Chelsea Wolfe
Unknown Rooms: A Collection Of Acoustic Songs
[Sargent House
2012]

www.chelseawolfe.net
www.sargenthouse.com

File Under: The frozen borderline

di Gianfranco Callieri (06/11/2012)

Volendo attenermi alla sua scheda su Wikipedia, dovrei definire la musica della californiana Chelsea Wolfe (nome della cantante, ma anche della band che di solito l'accompagna) come "drone-metal-art-folk". Non avendo ancora bevuto abbastanza (non a quest'ora della sera) e non avendo la minima idea del significato di tale classificazione, proverò invece a dirvi che i due dischi del gruppo/chanteuse, il rarefatto The Grime And The Glow (2010) e il drammatico, scombussolante ?????????? ('11), assomigliano allo straziato punto d'incontro tra il magnetismo new-wave di Kate Bush e l'inquietante vulnerabilità di Cat Power, la rabbia cieca e feroce della prima PJ Harvey e il post-punk catacombale dei Crime And The City Solution. Album non per tutti i gusti, insomma, spesso sconcertanti e nonostante questo dotati di quel raro magnetismo, peraltro comune a tutte le opere in grado di scuotere in modo radicale, capace di suggestionare respingendo e, contemporaneamente, affascinando.

Secondo un'altra descrizione, stavolta dell'interessata, Unknown Rooms: A Collection Of Acoustic Songs dovrebbe incorniciare un ritorno alle proprie radici folk, alla dimensione minimale eppure bruciante e disperata delle canzoni di Hank Williams e Townes Van Zandt. Ora, può darsi sia piuttosto complicato ritrovare tracce dell'uno o dell'altro nella mezz'ora scarsa impiegata da queste dieci canzoni per dispiegare la propria raggelante intimità, ma se del fatalismo tragico dell'autore di My Bucket's Got A Hole In It o dello scrittore nichilista di Nothin' si ricerca una trasposizione ideale, magari diversissima sotto il profilo dei suoni ma altrettanto efficace nel dipingere il vuoto terminale di esistenze perseguitate da fallimenti, fantasmi, maledizioni del destino e volti dispersi nei ricordi, allora la missione di Unknown Rooms risulta perfettamente compiuta.

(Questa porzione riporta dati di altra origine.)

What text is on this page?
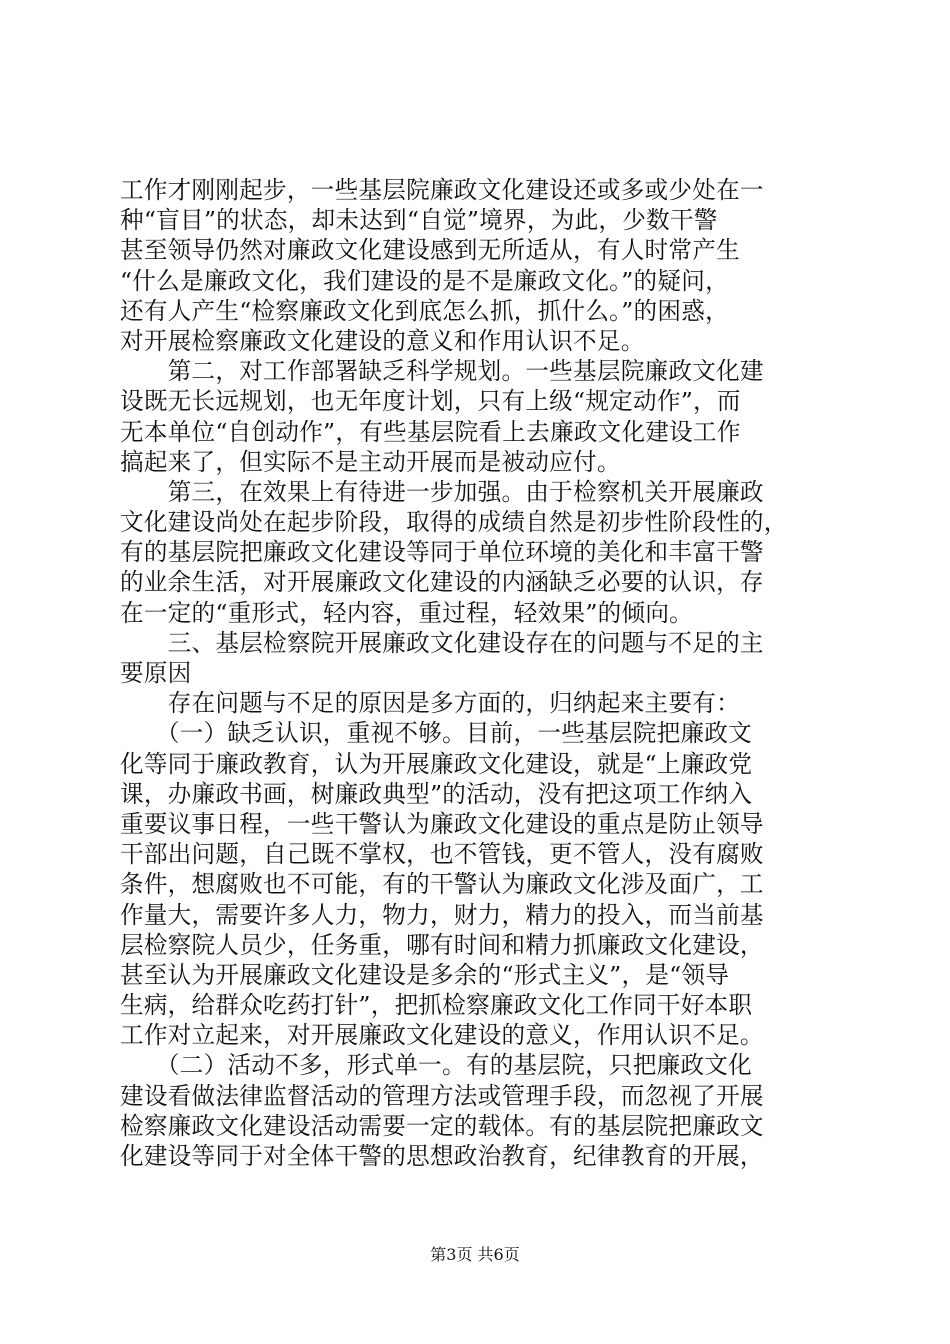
工作才刚刚起步，一些基层院廉政文化建设还或多或少处在一
种“盲目”的状态，却未达到“自觉”境界，为此，少数干警
甚至领导仍然对廉政文化建设感到无所适从，有人时常产生
“什么是廉政文化，我们建设的是不是廉政文化。”的疑问，
还有人产生“检察廉政文化到底怎么抓，抓什么。”的困惑，
对开展检察廉政文化建设的意义和作用认识不足。
　　第二，对工作部署缺乏科学规划。一些基层院廉政文化建
设既无长远规划，也无年度计划，只有上级“规定动作”，而
无本单位“自创动作”，有些基层院看上去廉政文化建设工作
搞起来了，但实际不是主动开展而是被动应付。
　　第三，在效果上有待进一步加强。由于检察机关开展廉政
文化建设尚处在起步阶段，取得的成绩自然是初步性阶段性的，
有的基层院把廉政文化建设等同于单位环境的美化和丰富干警
的业余生活，对开展廉政文化建设的内涵缺乏必要的认识，存
在一定的“重形式，轻内容，重过程，轻效果”的倾向。
　　三、基层检察院开展廉政文化建设存在的问题与不足的主
要原因
　　存在问题与不足的原因是多方面的，归纳起来主要有：
　　（一）缺乏认识，重视不够。目前，一些基层院把廉政文
化等同于廉政教育，认为开展廉政文化建设，就是“上廉政党
课，办廉政书画，树廉政典型”的活动，没有把这项工作纳入
重要议事日程，一些干警认为廉政文化建设的重点是防止领导
干部出问题，自己既不掌权，也不管钱，更不管人，没有腐败
条件，想腐败也不可能，有的干警认为廉政文化涉及面广，工
作量大，需要许多人力，物力，财力，精力的投入，而当前基
层检察院人员少，任务重，哪有时间和精力抓廉政文化建设，
甚至认为开展廉政文化建设是多余的“形式主义”，是“领导
生病，给群众吃药打针”，把抓检察廉政文化工作同干好本职
工作对立起来，对开展廉政文化建设的意义，作用认识不足。
　　（二）活动不多，形式单一。有的基层院，只把廉政文化
建设看做法律监督活动的管理方法或管理手段，而忽视了开展
检察廉政文化建设活动需要一定的载体。有的基层院把廉政文
化建设等同于对全体干警的思想政治教育，纪律教育的开展，
第3页 共6页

Basta infatti collegarsi, anche di sfuggita, ai sussurri gotici di The Way We Used To, alle harmonies sottilissime di una Spinning Centers divorata dal rimorso, al fingerpickin' quasi spettrale della sommessa Flatlands o al gospel pagano di una Boyfriend che sembra registrata in una casa infestata da anime morte, per restare intrappolati in un clima di lacerante nudità emotiva, dove le percussioni spiritiste (e assai ben dosate) dei PIL di Flowers Of Romance prosciugano gli occhi di Nico del proprio dolore, il dark-folk degli Swans di The Burning World incontra la stregoneria folkie di Soap & Skin, un senso quasi irrespirabile di rovina e disincanto adultera la freschezza notturna delle fragili melodie. Appalachia - il pezzo migliore della raccolta - è puro country riletto con l'ansia esistenzialista di Everything But The Girl (zona Amplified Heart) e Portishead, ma la voce, in questo caso, ricorda soprattutto quella di Beth Gibbons, sempre sul punto di spezzarsi in un respiro definitivo di dolcezza e tristezza, sentimento e disillusione. Ogni tanto spunta l'intervento degli archi, altro elemento essenziale nella creazione di una genuina atmosfera di ambiguità e distanza, forse ancor più efficace rispetto agli album precedenti. Una donna, un microfono, i propri misteri e i propri demoni: abbastanza, insomma, per restare incantati.